My daughters just turned 13 in June.  I’ve been told by countless parents that the journey from here to 16 is fraught with peril.  Occasionally I can see that future, but not today.  Today my kids still think I am funny and smart, and mostly like being around me.  We have fun together.  They make just about anything I’m doing more fun.  They still have some innocence and at the same time show flashes of wisdom that make me shake my head at how amazing they are going to be as women.

After the first day of school, I took Sophie to Five Guys and we just hung out and ate dinner together and talked about our days.  It was simple, and sweet, and lovely.

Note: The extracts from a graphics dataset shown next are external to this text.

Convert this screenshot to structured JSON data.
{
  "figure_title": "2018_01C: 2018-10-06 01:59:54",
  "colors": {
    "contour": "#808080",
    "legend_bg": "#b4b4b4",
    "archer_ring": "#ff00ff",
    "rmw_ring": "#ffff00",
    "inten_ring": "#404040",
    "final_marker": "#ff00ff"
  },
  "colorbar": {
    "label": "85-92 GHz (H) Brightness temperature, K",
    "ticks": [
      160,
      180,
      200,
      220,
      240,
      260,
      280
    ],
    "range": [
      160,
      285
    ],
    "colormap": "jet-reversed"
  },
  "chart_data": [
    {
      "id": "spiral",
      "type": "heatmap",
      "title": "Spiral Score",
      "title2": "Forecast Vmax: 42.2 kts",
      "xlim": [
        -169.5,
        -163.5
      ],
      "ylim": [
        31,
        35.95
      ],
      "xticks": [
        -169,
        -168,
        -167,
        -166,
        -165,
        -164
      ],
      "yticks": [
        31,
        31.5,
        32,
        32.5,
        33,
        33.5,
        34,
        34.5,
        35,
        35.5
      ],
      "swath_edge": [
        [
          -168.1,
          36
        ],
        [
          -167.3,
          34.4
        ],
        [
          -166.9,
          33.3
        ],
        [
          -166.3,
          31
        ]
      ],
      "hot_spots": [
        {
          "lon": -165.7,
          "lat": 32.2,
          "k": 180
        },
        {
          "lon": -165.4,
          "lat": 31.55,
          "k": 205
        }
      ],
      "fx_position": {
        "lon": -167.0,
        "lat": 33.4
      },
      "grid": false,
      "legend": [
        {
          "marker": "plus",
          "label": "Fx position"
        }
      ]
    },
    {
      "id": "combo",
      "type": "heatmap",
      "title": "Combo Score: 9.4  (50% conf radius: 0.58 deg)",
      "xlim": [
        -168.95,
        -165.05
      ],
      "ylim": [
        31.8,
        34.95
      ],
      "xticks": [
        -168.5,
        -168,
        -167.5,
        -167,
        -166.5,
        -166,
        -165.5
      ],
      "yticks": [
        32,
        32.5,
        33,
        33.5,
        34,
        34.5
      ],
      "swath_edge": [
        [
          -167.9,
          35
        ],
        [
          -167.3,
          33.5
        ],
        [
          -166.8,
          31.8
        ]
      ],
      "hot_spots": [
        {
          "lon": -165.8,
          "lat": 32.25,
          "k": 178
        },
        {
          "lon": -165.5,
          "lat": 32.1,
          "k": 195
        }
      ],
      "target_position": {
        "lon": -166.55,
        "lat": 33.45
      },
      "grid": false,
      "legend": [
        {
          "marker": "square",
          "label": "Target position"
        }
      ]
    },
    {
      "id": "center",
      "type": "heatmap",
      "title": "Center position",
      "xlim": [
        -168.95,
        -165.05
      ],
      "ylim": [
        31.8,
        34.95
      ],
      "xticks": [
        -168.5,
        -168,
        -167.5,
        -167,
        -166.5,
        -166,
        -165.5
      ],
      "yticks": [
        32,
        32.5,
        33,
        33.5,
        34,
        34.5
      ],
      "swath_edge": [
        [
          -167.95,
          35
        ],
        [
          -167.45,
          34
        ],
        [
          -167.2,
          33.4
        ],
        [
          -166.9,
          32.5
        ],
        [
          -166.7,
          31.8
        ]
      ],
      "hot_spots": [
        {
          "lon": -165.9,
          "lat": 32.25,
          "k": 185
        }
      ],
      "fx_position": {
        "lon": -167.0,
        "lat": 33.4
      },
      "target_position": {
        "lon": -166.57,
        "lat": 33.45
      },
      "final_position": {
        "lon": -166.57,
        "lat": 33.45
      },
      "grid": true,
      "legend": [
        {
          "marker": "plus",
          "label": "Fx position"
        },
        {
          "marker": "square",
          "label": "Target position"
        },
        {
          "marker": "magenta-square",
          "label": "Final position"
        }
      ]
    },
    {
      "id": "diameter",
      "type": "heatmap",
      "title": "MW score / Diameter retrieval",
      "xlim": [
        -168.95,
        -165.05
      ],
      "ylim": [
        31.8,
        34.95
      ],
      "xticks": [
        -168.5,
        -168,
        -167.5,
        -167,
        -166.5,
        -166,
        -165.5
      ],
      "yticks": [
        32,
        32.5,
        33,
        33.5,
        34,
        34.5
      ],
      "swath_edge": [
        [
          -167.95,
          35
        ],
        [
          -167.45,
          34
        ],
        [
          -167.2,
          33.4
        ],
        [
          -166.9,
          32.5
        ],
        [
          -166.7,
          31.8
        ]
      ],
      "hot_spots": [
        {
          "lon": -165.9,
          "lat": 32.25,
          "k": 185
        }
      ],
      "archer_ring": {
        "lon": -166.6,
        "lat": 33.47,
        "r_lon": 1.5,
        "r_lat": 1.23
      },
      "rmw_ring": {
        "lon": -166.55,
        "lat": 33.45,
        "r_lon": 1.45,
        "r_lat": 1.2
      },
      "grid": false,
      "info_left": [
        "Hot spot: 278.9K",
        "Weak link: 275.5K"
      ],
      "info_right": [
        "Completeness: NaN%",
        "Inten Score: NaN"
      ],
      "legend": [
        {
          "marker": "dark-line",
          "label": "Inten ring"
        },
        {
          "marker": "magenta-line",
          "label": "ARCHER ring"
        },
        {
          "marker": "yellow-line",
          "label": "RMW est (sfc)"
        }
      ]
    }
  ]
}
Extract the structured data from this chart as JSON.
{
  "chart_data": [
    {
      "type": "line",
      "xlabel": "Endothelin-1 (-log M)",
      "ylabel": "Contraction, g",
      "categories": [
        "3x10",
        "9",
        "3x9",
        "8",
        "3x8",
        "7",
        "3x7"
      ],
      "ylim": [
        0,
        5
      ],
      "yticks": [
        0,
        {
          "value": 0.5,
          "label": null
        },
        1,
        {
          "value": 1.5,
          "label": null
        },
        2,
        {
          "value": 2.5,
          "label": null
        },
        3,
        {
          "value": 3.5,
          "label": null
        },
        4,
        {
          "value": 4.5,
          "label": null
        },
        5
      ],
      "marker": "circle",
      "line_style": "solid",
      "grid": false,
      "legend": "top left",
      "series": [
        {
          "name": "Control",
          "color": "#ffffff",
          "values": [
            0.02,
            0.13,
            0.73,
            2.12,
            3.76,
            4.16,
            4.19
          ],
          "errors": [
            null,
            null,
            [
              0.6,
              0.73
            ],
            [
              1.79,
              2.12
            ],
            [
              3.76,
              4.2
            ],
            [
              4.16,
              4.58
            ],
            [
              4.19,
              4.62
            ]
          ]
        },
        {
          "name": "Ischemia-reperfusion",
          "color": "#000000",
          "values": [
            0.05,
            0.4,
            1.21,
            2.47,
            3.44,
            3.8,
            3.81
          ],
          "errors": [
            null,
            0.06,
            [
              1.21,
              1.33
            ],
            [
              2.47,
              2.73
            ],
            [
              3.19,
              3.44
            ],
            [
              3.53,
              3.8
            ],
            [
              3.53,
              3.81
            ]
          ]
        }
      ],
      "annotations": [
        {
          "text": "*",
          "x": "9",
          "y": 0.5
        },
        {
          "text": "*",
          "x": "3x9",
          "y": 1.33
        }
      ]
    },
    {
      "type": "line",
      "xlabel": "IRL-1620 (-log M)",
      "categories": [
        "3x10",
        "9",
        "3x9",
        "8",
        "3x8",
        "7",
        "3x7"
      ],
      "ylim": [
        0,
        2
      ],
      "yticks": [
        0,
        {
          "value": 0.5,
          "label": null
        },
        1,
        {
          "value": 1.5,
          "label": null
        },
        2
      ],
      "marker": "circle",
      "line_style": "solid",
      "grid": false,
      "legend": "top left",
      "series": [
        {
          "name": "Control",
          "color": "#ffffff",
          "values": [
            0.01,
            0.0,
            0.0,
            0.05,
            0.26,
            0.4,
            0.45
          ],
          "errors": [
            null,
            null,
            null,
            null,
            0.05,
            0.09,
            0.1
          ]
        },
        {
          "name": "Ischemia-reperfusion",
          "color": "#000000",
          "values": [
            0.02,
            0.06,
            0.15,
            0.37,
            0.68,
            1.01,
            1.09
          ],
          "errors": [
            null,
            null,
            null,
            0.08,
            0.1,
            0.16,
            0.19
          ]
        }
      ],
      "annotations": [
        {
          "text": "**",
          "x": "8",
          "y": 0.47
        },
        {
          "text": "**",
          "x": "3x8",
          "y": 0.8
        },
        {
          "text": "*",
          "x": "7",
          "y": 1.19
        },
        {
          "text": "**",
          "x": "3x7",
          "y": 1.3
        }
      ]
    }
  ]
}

My father too is in one of these phases where I recognize that things are about as good as they are going to get.  There are more bad days than there used to be and some things that I do for him make me a die a little every time.  I wish I didn’t feel that way, but I do.  And yet I know the glass is still half full.  Many blogs about caregiving are written by women, mostly older than I am, who are caring for very sick parents who need help with the basics, who can’t remember who they are, or are fighting terrible diseases.   Much of my time as a Sandwich Generation son is spent just talking, or fixing modest technical issues with his iPad.  Last Sunday afternoon we hung out and watched the US Open final, like we have for almost 40 years now.  It makes me feel like a kid again and so happy that I still have my father.  It was simple, and sweet, and lovely.

In the back of my mind, I know different days are ahead.  The moments will come in those relationships when I know they are going to change.  As the lyrics go, though – that’s a song for another time.